IN THE FILM Throw Down Your Heart, an African musician says, “There is this negative thinking about Africa. There is nothing good in Africa. They are beggars, there is HIV/AIDS, they are at war all the time. But that is just a very small bit of what Africa is.”
True enough. Despite its troubles, Africa is, for one thing, the mother continent of all humanity—the roots and trunk of our great extended family tree. In addition, these two recent music video projects, Béla Fleck’s Throw Down Your Heart and Mark Johnson’s Playing for Change, make a powerful case for Africa as the cornerstone of contemporary popular culture and the musical heart and soul of the planet.
Throw Down Your Heart documents a journey through Uganda, Tanzania, Gambia, and Mali that began when banjo virtuoso Béla Fleck decided to take his instrument back to its roots.

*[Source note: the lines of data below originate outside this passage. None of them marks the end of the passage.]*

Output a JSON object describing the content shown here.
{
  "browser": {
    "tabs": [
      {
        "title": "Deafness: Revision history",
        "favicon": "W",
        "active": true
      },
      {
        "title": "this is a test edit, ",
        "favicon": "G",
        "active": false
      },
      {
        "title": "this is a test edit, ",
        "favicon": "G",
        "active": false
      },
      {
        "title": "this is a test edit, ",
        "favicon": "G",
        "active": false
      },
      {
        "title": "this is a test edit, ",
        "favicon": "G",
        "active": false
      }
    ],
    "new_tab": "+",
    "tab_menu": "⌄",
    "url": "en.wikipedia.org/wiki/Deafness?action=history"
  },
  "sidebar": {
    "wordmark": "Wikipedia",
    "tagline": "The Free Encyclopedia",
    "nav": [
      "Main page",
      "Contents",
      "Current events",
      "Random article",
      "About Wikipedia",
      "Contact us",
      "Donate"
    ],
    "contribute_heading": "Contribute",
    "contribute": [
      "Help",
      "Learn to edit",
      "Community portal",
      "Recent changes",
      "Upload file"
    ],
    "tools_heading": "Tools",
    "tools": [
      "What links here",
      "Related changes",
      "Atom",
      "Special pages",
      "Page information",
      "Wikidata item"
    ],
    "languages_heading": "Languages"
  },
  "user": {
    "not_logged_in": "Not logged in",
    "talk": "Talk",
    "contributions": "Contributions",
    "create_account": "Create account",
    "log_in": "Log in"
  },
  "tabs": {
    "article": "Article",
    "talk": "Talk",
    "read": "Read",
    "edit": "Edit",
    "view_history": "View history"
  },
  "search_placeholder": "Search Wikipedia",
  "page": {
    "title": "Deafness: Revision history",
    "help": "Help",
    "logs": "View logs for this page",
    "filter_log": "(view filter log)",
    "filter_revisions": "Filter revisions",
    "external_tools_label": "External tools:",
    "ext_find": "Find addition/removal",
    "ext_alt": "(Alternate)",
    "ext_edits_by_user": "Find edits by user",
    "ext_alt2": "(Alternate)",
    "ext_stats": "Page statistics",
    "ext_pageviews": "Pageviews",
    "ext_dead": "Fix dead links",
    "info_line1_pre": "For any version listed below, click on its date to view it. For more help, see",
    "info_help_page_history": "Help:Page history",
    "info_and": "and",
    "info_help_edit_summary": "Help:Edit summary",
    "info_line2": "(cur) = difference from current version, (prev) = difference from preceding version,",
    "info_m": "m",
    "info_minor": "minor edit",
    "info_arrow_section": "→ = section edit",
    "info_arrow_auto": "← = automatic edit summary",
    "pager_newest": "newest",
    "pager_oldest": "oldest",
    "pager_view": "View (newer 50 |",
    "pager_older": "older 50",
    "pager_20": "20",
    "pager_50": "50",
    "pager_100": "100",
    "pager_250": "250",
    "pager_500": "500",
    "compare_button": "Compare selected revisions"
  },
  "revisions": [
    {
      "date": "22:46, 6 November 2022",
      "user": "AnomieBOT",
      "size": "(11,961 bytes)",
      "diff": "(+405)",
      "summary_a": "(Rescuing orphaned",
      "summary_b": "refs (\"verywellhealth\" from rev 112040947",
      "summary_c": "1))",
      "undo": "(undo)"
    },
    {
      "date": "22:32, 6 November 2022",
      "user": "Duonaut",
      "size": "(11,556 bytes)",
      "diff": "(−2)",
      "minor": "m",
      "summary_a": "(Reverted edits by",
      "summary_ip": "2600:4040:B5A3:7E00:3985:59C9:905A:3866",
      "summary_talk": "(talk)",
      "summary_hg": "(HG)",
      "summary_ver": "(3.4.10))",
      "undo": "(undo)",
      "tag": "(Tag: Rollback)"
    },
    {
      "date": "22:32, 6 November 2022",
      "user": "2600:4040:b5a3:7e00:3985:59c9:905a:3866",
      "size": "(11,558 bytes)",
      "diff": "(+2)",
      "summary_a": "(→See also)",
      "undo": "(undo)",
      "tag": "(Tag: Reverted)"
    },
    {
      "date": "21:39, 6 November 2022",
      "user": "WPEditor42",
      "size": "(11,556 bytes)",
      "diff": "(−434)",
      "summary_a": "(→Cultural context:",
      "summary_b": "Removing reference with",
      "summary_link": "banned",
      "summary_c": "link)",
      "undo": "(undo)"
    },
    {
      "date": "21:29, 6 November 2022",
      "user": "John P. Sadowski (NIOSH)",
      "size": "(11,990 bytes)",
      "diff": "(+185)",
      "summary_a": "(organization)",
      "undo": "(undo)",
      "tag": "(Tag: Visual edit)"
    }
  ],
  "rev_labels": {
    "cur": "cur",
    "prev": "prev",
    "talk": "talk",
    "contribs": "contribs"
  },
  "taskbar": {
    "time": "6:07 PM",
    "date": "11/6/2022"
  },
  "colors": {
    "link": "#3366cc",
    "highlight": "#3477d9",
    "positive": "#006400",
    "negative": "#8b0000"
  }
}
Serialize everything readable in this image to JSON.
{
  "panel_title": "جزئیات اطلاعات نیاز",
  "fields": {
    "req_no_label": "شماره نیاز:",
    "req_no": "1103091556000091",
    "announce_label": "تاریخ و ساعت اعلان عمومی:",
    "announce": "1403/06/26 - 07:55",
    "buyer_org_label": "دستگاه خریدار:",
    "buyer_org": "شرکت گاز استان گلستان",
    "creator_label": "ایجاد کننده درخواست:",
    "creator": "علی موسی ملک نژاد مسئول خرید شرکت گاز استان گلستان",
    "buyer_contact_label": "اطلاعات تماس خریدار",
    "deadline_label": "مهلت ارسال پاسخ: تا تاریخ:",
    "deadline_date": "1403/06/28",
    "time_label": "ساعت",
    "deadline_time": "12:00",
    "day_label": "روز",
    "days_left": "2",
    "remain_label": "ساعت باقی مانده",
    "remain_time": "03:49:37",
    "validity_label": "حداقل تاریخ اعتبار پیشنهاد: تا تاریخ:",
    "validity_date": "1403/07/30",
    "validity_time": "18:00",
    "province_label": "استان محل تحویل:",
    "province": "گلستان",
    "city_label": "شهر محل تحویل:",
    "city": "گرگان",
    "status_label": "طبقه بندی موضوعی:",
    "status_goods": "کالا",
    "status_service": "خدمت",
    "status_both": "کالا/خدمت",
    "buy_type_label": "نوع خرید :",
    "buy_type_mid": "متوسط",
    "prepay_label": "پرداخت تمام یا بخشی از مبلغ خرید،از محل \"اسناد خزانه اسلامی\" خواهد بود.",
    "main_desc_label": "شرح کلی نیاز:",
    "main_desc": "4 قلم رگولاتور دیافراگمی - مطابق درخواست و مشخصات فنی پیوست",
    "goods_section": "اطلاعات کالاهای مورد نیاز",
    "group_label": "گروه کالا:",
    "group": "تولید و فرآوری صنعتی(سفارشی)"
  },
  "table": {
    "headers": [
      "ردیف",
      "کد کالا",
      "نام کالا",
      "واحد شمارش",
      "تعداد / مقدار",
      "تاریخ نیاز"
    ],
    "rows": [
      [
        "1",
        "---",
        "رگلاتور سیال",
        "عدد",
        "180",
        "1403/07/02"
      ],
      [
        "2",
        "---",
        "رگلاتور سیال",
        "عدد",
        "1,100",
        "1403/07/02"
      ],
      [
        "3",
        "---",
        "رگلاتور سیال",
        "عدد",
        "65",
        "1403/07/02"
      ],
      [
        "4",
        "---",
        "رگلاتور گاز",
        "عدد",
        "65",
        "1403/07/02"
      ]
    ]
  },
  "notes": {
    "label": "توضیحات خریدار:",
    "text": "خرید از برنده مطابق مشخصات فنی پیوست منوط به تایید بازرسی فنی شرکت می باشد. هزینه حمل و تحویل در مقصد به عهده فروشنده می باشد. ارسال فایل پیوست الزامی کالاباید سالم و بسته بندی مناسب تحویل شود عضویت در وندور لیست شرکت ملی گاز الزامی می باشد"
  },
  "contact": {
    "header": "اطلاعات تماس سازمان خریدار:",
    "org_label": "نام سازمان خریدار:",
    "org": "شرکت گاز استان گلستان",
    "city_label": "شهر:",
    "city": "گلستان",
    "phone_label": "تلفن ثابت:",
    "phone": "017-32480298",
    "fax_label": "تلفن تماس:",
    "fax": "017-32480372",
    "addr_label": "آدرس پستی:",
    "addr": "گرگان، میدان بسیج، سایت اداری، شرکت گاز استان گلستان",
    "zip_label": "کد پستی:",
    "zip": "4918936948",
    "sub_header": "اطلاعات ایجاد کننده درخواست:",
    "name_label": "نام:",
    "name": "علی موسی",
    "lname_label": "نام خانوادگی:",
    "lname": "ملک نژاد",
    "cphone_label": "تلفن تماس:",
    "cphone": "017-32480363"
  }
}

Those roots seem to be in West Africa, where a stringed instrument called the akonting is said to have departed on a slave ship from the Gambian port of Banjul. The idea for a trip to Africa began to form when Fleck “discovered where the banjo originally came from,” he says. “I developed the suspicion that some of the greatest acoustic music on earth is hidden in the small villages in Africa.”
And that’s what he found. The film opens with a scene of Fleck playing banjo in an African village. After a while, he is joined by a fiddler, an African man bowing a one-stringed local version of a violin. Over this opening sequence, another of Fleck’s African musical partners remarks, “Béla Fleck wanted to take the banjo back to Africa and let it play with its old folks.”